The two appeared Monday before the commission, asking for the county’s response to a Nov. 12 letter from the Freedom From Religion Foundation. The couple contacted the foundation, which is based in Madison, Wis., asking it to pressure the county into changing its pre-meeting invocation to a non-secular event or eliminate it altogether, Earle Mullen said.
“Prayers are unnecessary, inappropriate and divisive,” according to the foundation’s letter to the county. “The board’s practice of leading Christian-based prayers before meetings is illegal.”
The board began invocations in 2005. Before each Monday and Tuesday meeting, a member of the board will ask the audience to rise for the invocation, adding that people may participate if they wish. Board members take turns saying the invocation, which sometimes includes invoking the name of Jesus Christ.
County attorney Lyle Dechant said he is formulating a response to the foundation.
Commissioner Steve Acquafresca said he has seen the letter from the Freedom From Religion Foundation.
“It tends to suggest that someone could come forward with some sort of a challenge,” he said.

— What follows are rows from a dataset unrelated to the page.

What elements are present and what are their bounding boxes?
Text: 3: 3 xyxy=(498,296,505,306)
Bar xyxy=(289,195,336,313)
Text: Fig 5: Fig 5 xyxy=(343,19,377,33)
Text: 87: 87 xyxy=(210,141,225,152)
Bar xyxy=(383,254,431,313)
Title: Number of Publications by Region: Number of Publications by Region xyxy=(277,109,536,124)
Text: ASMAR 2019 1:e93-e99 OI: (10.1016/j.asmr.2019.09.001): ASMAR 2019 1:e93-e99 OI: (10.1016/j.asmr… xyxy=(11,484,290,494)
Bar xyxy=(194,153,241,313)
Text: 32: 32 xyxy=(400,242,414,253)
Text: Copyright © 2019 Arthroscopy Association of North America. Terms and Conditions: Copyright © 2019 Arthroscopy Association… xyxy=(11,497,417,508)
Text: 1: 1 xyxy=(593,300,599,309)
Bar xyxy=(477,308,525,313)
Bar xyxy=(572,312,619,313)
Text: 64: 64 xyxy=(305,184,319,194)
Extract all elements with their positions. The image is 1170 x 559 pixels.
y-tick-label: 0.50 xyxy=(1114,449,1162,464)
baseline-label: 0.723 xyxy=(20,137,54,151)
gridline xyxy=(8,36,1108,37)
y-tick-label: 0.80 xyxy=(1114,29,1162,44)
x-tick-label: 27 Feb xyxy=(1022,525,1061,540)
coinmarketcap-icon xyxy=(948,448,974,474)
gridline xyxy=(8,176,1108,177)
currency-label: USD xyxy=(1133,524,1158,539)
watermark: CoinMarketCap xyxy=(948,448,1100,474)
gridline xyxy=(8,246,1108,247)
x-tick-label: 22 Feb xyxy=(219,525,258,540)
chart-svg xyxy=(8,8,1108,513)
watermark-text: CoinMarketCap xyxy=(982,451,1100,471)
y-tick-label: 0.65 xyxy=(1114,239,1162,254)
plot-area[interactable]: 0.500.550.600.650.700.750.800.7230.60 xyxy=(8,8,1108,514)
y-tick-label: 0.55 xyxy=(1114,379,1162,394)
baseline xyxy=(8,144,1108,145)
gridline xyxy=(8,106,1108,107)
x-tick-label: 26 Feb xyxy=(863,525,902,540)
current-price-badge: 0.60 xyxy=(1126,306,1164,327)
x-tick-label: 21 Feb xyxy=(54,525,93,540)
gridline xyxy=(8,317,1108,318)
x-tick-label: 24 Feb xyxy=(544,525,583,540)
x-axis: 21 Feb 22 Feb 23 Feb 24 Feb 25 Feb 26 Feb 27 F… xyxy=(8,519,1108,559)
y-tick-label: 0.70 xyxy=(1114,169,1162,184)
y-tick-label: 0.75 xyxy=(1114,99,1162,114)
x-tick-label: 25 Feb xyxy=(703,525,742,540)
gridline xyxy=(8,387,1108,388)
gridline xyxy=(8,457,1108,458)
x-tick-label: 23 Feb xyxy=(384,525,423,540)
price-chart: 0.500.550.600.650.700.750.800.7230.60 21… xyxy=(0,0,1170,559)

Acquafresca said he has brought the subject up with commissioners Janet Rowland and Craig Meis. Acquafresca said he will meet with Dechant to discuss the issue and push for another meeting on the subject early in 2009 with his fellow board members.
“We should talk about it,” Acquafresca said.
Rowland seems to have dug her heels in on the issue.
“Mandating non-sectarian prayer is itself unconstitutional,” said Rowland, arguing that what the foundation would have the county do is illegal.
She added that neither Mesa County nor she would back down from a fight over the issue.